Experts generally agree that this type of momentum investing is a very simple — and proven — strategy. Even equity analysts, known for their meticulous analysis, occasionally use momentum as a method of making stock selections. But Sadka and his research partner, Robert Korajczyk of Northwestern University, found that investment strategies relying on momentum alone often fail simply because of the cost of doing business.
Selling a stock is analogous to selling a house, explained Sadka. Say a house that was purchased for $100,000 a few years ago is today valued at $150,000. It appears that the homeowner has earned 50 percent on this investment. However, obviously to realize these gains, the house must be sold. The buyer will likely try to negotiate a deal for a lower price, and the actual selling price will be, say, $140,000. Thus the homeowner’s actual return after considering the hidden transaction cost of $10,000 is only 40 percent, and this is without considering direct transaction costs such as brokerage fees and closing costs.

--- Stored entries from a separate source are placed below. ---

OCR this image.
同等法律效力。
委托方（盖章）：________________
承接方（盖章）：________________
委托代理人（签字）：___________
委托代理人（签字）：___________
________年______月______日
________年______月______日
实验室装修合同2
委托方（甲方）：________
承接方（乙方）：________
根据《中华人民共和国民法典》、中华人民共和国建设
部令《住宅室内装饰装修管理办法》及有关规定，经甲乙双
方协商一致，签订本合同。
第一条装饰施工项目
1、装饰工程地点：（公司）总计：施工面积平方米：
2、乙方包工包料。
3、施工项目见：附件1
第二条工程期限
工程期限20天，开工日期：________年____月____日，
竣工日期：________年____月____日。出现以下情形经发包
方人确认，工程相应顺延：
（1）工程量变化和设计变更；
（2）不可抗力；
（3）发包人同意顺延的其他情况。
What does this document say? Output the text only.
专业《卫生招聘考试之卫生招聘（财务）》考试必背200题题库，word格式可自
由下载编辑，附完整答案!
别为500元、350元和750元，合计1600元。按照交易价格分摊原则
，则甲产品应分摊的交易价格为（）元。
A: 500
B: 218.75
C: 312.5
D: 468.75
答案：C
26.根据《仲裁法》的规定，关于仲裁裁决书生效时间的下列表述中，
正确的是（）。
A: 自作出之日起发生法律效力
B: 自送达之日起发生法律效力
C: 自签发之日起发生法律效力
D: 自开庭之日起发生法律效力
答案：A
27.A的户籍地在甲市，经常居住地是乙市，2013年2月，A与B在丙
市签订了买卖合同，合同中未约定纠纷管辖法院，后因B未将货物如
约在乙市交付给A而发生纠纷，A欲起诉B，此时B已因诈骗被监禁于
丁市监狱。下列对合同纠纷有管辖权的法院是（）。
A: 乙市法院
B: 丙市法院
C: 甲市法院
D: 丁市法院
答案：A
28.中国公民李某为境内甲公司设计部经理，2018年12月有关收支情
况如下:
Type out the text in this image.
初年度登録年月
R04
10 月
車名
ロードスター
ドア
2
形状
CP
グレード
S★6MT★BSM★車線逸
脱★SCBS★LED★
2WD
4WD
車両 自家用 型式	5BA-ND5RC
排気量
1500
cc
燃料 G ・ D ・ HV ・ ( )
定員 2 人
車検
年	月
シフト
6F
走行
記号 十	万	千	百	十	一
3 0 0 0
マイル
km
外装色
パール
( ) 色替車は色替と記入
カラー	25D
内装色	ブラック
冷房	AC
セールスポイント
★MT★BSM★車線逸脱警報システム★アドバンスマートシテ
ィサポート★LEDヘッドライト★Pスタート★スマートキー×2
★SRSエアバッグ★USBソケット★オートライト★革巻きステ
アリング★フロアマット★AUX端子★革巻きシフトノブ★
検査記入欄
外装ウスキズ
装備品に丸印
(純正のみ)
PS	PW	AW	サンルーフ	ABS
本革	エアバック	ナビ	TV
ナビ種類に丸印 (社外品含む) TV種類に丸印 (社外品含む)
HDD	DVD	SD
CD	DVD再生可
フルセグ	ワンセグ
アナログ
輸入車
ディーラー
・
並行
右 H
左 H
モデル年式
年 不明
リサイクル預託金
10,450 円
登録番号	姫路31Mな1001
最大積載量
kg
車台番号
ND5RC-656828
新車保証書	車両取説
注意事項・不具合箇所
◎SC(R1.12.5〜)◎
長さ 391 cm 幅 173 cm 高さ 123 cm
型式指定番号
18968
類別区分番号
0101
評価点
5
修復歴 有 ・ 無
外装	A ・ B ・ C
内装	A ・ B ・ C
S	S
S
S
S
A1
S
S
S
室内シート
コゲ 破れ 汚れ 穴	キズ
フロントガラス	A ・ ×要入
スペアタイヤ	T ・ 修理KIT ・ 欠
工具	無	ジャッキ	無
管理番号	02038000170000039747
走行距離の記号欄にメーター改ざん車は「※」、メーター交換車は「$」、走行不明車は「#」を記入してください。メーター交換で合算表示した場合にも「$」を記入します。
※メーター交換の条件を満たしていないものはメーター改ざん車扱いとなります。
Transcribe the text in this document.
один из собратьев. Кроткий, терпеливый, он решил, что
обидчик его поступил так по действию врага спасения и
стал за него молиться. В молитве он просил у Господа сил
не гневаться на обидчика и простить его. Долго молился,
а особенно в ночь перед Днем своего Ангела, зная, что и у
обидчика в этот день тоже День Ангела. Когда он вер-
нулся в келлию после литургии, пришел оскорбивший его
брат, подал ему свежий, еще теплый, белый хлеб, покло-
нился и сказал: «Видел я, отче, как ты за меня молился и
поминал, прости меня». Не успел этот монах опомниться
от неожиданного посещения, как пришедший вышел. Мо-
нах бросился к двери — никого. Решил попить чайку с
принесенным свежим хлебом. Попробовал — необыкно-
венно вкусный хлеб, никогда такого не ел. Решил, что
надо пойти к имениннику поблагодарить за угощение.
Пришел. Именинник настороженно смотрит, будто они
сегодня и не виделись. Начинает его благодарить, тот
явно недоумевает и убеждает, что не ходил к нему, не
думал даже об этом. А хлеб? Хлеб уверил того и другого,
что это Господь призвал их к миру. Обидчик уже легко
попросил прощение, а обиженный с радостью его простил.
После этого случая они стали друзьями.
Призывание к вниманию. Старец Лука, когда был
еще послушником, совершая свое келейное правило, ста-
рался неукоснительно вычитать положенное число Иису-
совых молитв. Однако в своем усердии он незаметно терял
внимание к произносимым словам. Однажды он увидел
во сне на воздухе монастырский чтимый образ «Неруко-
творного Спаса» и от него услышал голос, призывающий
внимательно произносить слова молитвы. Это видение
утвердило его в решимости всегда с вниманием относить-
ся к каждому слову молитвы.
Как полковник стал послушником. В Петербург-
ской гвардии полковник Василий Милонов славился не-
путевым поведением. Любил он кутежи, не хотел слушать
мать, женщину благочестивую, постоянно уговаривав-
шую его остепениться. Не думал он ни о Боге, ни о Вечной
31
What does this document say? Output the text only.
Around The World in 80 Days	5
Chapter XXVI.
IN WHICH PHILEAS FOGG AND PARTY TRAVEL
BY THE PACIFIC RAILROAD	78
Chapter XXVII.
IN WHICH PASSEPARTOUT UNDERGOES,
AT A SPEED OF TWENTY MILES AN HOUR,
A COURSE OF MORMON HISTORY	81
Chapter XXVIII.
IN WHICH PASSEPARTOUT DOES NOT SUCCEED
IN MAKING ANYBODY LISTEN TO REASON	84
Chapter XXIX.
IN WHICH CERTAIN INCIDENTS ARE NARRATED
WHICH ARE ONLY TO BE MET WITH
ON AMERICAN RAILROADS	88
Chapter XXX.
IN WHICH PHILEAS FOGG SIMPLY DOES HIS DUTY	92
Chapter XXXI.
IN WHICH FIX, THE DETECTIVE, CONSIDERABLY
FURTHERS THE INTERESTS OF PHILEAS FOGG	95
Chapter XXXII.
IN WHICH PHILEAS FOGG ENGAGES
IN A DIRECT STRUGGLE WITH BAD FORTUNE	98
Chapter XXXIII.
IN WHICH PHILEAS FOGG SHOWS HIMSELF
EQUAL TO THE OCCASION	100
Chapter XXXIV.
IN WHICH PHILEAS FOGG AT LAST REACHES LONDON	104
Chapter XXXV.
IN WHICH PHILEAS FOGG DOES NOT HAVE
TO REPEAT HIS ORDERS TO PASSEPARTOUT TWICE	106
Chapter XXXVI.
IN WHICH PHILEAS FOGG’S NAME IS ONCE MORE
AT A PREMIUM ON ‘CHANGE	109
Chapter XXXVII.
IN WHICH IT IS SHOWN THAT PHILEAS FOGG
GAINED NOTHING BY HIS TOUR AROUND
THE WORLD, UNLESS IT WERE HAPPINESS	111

Or in the case of stocks, a firm that puts in a large-scale buy order for a stock priced at $50 will likely end up paying more. It’s simple supply and demand, Sadka said.
“The seller is thinking, well maybe they know something that I don’t. If they want to buy it that badly, then it must be worth more.”
So the price ends up being $51, for example. And since maintaining and updating momentum-trading strategies requires relatively high stock turnover, one should be particularly concerned about the effect of hidden transaction costs on net profitability.
Korajczyk and Sadka devised an optimal strategy that took into consideration the hidden transaction costs investors would incur. They further winnowed the best performing stocks into a subset of best performing stocks with the lowest expected hidden transaction costs. The resulting group of stocks may change the investor’s return and are likely to increase risk because it’s a smaller pool of investments. However, their liquidity-conscious method turned out to do better than other momentum strategies because they weren’t hit as hard by the hidden transaction costs.
The paper is titled “Are Momentum Profits Robust to Trading Costs?”